The really cool side story, though, for me is about a simpleton farmhand. At the beginning of the book, he is mentally deficient, but strong and kept on the farm and basically adopted by its kindly owner. He's not allowed to drive, for instance. But when the change comes, he too starts to become intelligent. Only because he was behind to begin with, he only reaches up to a normal IQ. Everybody else is in super brain world and basically bail on the farm. He is left with the animals, who have also become more intelligent and thus extremely dangerous. Fortunately, he has an awesome dog with him, who remains man's best friend. The pigs cause the first problems, escaping and then hiding in the forest making attacks on the grain. Then the bull. It finally reaches a crisis point when he returns from town (the first time he'd left the farm since the change) and gets ambushed. Another bull takes the truck out and his faithful dog is trapped, wounded, on the roof.
All seems lost when there is suddenly a shotgun rings out. It's the calvary. In the form of two chimpanzees riding an elephant who had escaped from the zoo! (He'd been warned about the zoo breakout when he went to town.) After the chimps and the elephant take out the bull and chase away the pigs, there is a nervous moment when the farmhand isn't sure about their intentions. Then the chimp approaches him and tugs on his jacket. The chimps can't handle the northeasterly climate and need his help to survive outside the protected environment of the zoo. An alliance is made and the chimps and the elephant join him to run the farm! Most awesome. I love shit like that.
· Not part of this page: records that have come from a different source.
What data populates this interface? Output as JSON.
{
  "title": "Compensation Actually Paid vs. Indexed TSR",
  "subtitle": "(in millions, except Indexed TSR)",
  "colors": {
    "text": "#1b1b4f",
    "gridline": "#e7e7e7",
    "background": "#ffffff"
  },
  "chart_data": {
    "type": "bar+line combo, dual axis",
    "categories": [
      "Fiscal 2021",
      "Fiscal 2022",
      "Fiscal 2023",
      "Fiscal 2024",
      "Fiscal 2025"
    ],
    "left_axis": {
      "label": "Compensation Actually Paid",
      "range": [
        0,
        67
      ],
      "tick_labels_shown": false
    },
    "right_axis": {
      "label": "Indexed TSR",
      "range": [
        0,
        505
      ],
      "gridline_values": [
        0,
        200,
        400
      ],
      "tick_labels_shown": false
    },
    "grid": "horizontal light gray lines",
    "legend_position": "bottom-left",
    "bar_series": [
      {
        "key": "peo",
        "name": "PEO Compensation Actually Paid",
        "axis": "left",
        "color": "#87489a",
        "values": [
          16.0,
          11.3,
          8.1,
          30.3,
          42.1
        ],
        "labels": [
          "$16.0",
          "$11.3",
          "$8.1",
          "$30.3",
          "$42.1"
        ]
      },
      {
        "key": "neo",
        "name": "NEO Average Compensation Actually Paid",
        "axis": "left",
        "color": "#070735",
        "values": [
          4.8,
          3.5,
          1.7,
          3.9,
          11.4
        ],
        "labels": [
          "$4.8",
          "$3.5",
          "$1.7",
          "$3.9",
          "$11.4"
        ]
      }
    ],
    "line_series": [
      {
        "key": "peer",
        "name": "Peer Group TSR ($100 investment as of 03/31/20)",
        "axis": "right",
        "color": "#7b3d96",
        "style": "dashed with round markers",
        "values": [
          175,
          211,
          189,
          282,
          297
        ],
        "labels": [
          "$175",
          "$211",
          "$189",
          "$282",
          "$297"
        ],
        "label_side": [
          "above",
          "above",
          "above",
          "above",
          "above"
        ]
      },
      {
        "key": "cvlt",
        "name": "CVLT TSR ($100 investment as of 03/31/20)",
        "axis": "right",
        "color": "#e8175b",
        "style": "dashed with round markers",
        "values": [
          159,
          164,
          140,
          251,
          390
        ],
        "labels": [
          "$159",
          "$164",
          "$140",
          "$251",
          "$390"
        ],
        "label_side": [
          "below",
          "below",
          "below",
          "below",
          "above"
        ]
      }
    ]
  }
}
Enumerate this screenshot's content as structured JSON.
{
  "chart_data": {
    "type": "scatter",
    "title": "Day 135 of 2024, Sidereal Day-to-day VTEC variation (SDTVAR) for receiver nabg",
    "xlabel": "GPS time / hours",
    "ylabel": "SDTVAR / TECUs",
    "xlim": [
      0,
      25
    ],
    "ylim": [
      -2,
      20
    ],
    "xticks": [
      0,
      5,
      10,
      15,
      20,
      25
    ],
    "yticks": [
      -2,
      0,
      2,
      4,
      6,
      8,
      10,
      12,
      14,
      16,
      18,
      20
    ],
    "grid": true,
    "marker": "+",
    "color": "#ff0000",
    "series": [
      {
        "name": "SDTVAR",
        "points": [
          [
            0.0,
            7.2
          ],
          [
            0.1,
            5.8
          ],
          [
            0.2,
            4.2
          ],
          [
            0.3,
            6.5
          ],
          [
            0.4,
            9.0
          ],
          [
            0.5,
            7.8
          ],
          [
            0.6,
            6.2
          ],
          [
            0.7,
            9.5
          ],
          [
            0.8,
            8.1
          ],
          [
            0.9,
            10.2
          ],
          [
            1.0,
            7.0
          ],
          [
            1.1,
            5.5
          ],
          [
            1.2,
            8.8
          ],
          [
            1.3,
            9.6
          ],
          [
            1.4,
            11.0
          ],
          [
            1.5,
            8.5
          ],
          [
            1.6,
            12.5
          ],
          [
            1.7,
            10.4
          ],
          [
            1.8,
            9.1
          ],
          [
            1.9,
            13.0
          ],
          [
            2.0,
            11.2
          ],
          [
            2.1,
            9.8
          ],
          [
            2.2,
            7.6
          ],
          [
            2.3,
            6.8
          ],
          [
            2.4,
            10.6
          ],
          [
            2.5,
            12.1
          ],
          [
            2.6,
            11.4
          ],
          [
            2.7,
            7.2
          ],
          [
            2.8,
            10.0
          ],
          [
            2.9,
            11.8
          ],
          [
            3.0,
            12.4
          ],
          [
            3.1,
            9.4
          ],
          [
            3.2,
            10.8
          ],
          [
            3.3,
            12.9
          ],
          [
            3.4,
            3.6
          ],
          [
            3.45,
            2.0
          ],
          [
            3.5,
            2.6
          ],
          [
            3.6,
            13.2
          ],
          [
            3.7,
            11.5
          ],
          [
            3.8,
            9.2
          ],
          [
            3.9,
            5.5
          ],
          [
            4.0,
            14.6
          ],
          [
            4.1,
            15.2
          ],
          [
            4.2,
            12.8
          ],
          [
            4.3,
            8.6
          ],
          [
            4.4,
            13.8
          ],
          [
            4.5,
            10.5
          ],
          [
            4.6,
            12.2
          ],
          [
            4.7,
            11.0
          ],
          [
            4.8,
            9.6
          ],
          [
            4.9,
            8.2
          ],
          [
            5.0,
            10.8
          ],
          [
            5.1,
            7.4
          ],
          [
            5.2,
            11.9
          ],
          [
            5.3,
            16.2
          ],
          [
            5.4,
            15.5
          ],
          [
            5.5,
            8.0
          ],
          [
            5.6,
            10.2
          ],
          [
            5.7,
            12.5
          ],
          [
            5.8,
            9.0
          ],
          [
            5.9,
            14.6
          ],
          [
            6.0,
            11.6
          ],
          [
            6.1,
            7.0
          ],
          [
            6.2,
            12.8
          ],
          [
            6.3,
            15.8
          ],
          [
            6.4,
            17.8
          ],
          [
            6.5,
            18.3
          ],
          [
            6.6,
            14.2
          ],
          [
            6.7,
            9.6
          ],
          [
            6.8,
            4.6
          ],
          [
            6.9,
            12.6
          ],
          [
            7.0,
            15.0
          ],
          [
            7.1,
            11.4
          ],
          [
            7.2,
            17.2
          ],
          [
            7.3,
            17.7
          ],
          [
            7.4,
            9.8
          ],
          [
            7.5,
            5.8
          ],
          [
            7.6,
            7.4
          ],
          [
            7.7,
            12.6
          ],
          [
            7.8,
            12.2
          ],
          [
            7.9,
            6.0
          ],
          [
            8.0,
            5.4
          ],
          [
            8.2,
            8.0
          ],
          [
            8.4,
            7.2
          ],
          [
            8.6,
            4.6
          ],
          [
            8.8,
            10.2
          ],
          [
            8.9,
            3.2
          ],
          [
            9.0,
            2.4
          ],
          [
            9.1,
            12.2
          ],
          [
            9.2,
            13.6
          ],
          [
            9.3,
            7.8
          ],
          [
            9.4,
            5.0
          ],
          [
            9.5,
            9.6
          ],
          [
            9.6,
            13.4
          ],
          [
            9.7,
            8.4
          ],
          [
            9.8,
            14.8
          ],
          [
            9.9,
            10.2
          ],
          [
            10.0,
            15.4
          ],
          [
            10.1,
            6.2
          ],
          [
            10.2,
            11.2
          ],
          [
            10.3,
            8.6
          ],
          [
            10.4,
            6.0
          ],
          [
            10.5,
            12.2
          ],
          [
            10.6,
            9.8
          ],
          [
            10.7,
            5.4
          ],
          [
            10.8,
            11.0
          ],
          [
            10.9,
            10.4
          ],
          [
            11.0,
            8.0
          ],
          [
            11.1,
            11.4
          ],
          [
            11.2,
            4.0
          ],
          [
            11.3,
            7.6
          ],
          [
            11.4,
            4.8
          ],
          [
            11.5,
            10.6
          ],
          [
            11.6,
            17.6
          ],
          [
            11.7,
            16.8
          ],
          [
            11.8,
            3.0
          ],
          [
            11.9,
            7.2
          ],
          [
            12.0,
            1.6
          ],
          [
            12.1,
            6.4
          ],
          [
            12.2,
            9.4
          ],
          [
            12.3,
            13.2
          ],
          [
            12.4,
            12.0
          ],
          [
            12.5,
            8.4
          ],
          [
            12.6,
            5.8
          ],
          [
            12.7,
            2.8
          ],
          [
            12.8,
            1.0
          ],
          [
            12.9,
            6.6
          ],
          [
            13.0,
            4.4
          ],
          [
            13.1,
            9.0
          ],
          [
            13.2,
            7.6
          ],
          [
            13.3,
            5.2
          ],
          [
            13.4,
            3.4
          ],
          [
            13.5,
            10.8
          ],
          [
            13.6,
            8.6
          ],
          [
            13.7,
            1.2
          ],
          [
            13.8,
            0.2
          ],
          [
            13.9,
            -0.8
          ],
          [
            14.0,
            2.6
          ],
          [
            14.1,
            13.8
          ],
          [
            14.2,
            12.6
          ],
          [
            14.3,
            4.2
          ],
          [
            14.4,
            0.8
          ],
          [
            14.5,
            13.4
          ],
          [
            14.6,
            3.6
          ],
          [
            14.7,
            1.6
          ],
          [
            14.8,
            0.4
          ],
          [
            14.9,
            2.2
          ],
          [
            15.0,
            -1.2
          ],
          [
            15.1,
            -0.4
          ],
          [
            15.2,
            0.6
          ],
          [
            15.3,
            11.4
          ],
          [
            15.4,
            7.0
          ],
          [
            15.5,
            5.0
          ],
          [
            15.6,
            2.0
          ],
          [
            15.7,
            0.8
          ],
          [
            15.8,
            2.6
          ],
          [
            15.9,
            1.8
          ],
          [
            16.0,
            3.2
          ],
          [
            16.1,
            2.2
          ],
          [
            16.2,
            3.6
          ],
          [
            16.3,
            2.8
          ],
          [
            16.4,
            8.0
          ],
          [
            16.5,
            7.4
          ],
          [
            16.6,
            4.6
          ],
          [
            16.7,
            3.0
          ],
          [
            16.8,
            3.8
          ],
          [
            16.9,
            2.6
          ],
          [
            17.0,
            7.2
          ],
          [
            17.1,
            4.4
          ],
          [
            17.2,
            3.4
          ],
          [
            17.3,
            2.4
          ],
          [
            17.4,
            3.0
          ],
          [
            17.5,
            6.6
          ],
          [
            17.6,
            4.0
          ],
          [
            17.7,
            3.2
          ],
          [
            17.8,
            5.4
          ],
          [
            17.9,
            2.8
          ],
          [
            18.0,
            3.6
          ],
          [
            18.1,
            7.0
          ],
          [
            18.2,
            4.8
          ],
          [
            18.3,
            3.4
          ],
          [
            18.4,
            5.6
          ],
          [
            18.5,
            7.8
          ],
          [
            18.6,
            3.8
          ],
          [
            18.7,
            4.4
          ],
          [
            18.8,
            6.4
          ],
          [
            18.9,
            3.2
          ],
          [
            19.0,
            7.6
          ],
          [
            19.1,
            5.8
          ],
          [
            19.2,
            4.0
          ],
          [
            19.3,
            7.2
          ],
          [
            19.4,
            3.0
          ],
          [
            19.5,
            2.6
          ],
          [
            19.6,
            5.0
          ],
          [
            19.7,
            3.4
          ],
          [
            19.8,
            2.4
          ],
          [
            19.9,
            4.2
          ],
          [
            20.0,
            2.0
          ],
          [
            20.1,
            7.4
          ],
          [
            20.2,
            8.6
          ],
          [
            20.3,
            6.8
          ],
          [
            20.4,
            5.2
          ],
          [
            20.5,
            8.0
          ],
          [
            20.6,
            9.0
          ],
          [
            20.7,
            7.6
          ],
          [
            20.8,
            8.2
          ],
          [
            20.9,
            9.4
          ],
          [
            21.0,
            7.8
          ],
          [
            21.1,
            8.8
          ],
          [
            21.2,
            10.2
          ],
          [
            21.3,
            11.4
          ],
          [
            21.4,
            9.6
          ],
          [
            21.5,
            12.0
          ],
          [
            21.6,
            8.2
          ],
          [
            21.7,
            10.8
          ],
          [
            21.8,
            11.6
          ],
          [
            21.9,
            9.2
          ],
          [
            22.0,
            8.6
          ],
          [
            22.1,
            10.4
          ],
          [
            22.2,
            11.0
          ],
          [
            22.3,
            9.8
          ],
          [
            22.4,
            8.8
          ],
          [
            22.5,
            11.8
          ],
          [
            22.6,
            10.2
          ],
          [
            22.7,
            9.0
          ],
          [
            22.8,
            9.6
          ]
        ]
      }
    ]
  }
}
His farm ends becoming what is one of many "moron communes" (really, that's what they call them), places for the non-super brainy humans to live. This is an important part of the speculation, actually, as the two societies ultimately separate, with the smart ones heading off planet to become custodians of the universe.
Another box from the shelf
2 days ago
6 comments:
It is awesome that we read the same book at the same time without even knowing that we were doing that. I enjoyed this book as well and really dug the farmer side story too.
yeah talk about serendipitous! it's like you two are soulmates :-)
Not sure about soulmates! One thing I wanted to add to my review but forgot is that the book struck me as Marxist science fiction in the way that people doing menial jobs decided to quit based on their new found intelligence which brought the means of production to a halt and crippled society.
Yeah, that sounds a bit too gay. Beemused loves that kind of thing, though, don't know why.
Interesting that you saw it as Marxist, because there was one point where it seemed very conservative, but now I can't remember what it was.
Wild! How much of that story was the stuff about the farmer and the animals? Right out of Animal Day!
Not enough, unfortunately. Probably around 10-15% of the book.